OpenWrt has odhcpd as well I think, which by default only handles IPv6 but should be able to do IPv4 as well. But dnsmasq should work just fine. You're better off looking at the config files themselves - e.g. /etc/config/dhcp.
BTW, any reason you're running an old version? Especially on x86_64 just stick with latest stable (19.07.3).
Before recommending an alternative, one should know what are your needs that DNSMASQ does not cover. So far, you only explained that you could not make it work, but it does work for many people.
I would try to solve the issues you encountered first.
I need it to do DHCP by serving a /24 range for 6 interfaces with a custom DNS address.
1 of them goes to a wifi AP. Another to my personal computer, another to a server VLAN and then kubernetes cluster components.
After testing with the GUI, it didn't hand them out, in fact if I recall correctly it didn't even work at all. (I'm at work, will have to get home to check). As in, it wasn't even running work. Which by the startup tab, it was. And according to the processes, also was. ps aux confirmed it too. Nothing was listening on the appropriate port though. So that was weird.
On the PC VLAN, it didn't answer to DHCP requests at all. Nothing came back. Tested with Wireshark.
On the WiFi VLAN, the iPhone got this address after mucking about a bit. 192.168.0.100/24. Which was incorrect since the assigned range was 192.168.10.0/24. At the very first tests, it didn't get any IP at all. And after messing with the GUI settings. It later started getting the 0.100, so something started working but it was bugged?
I'm not familiar with dnsmasq syntax so I didn't want to get into the configuration files just yet. It looks overly complicated for something that could be a lot simpler. And I can understand that I suppose, since it has more features than just DHCP.
However, I don't need DNS from it, all I want is a DHCP server.
I actually need NTP from this router too, but that wasn't working either now that I recall.
All the firewall rules are removed and default policies are set to ACCEPT on all chains.
I did not see anything there that could not be done with DNSMASQ, everything seems pretty ordinary.
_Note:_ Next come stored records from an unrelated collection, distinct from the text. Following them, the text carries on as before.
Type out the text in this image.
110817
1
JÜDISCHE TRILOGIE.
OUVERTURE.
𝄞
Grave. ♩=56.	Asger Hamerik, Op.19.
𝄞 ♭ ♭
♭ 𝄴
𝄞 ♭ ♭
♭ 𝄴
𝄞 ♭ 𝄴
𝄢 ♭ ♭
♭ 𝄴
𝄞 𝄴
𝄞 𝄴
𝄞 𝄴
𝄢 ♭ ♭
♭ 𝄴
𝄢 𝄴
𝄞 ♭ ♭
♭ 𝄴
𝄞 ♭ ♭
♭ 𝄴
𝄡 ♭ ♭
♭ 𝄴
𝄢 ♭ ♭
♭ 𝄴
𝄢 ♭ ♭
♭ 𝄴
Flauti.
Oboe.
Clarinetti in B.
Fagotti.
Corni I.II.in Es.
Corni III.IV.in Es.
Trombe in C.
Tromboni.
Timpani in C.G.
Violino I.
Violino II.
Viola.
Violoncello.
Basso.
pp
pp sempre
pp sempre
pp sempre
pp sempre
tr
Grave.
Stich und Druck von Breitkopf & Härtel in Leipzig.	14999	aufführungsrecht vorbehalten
I would try to debug the issue: follow @vgaetera advice and watch the logs, and post here your config files.
And in that directory, sqm is missing. Initial misconfiguration? I'll have to check if I can mod it to get the proper package. I'll try and see if I can fire up another test VM and see if it actually manages to install it, tomorrow.
I'll give this a run for the money tomorrow. Maybe 19.07's dnsmasq doesn't surprise negatively either, might actually fix the problem I have that way.
I'll have to do the sqm install the old fashioned way. CLI, targeting the correct URL manually. And if that works, which I don't see any reason not to, then I'll move over to the new version :).
Today I just clicked install and it installed. All the SQM features are in place, and dnsmasq is working properly. This is with 19.07.3, latest. I don't know what happened 2 days ago when I was first installing this version that I couldn't get SQM online.
Could be the corporate proxy bit something off and left me the impression that the URL was unreachable/wrong/or something else, that made me switch to 18.06.
Either way, it seems clear that the latest version is rocksolid. I'll probably replace my internal firewalls tonight, see how it goes.